Así, bueno es hacer un repaso por la historia del conflicto vasco. Intentar profundizar en sus orígenes, conocer su pasado, interrogar a la historia para comprender el presente, para no reiterar zonzamente errores fatales. Sin pretender ser una mirada única, iluminada. Un primer paso será comprender cómo surge el nacionalismo vasco; un segundo, indagaría en el nacimiento de ETA; y, finalmente, un tercer paso se adentrará en lo ocurrido desde la llegada de la democracia a España.

Sólo un pequeño viaje, en tres etapas, al interior de un problema en el que pareciera vislumbrarse un indicio de claridad luego de que el parlamento español le diera el apoyo al presidente José Luis Rodríguez Zapatero, del Partido Socialista Obrero Español (PSOE), para iniciar un nuevo intento de diálogo.

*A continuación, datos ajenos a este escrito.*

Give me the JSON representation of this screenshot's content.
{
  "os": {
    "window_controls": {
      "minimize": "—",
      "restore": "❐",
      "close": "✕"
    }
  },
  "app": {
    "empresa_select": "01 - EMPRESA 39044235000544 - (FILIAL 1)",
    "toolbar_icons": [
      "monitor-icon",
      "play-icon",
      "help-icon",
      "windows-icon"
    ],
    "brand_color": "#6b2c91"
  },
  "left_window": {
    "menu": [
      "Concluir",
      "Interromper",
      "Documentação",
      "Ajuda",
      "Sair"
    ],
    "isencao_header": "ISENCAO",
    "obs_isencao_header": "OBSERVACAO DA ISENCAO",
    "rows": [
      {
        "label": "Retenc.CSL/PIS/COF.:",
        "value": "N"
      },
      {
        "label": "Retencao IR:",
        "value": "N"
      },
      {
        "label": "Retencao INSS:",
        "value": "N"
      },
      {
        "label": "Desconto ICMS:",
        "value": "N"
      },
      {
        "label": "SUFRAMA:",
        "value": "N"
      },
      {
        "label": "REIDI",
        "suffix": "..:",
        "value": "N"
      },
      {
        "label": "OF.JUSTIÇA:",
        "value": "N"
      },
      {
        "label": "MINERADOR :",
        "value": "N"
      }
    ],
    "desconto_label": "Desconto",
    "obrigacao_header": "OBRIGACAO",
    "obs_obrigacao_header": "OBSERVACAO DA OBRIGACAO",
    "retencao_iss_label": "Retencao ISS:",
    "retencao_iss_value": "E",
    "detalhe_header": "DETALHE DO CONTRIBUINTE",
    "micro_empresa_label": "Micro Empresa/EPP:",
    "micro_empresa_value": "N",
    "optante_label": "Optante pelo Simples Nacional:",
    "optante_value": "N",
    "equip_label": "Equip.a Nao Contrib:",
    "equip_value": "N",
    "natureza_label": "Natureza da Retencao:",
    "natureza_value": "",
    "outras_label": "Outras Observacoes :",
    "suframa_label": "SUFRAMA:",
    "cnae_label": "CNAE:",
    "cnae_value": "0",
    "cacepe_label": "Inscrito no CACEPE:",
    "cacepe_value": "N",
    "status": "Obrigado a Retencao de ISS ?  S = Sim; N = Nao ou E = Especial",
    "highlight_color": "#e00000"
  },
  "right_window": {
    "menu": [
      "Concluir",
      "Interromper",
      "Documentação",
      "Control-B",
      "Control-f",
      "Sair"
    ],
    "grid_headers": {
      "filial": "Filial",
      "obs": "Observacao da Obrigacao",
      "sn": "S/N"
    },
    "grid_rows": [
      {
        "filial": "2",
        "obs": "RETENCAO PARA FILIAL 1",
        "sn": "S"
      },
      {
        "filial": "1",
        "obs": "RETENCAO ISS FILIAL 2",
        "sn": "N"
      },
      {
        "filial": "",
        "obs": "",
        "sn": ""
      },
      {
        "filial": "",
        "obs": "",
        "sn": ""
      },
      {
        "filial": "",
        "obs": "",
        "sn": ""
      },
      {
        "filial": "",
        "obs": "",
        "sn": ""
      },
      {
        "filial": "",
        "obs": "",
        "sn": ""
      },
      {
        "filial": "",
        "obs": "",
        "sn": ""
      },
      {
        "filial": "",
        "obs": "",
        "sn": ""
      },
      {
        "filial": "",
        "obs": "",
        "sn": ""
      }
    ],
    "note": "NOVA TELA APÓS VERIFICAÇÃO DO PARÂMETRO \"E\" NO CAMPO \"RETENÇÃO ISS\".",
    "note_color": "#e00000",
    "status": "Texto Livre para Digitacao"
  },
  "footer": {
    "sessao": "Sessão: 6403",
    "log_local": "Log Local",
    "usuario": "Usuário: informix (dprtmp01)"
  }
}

Aunque la organización armada insista en remar en contra del cambio de actitud del gobierno tras la serie de atentados que siguió al comunicado de la intención de abrir un espacio de conversación.

Proceder éste, que lleva a preguntarse a quién sirve. Por lo pronto, parece servir a la intransigencia del PP. Y, tal vez, sea eso lo que busca ETA: un enemigo claro, sin voluntad de negociación; como para justificar su continuidad, su existencia, ante una sociedad vasca que está, en su gran mayoría, hastiada de la violencia sin sentido. En tiempos de la Guerra Fría, John Steinbeck escribió: «Quizá todo el mundo necesita rusos. Apuesto a que también en Rusia necesitan rusos. Quizá ellos los llaman americanos.»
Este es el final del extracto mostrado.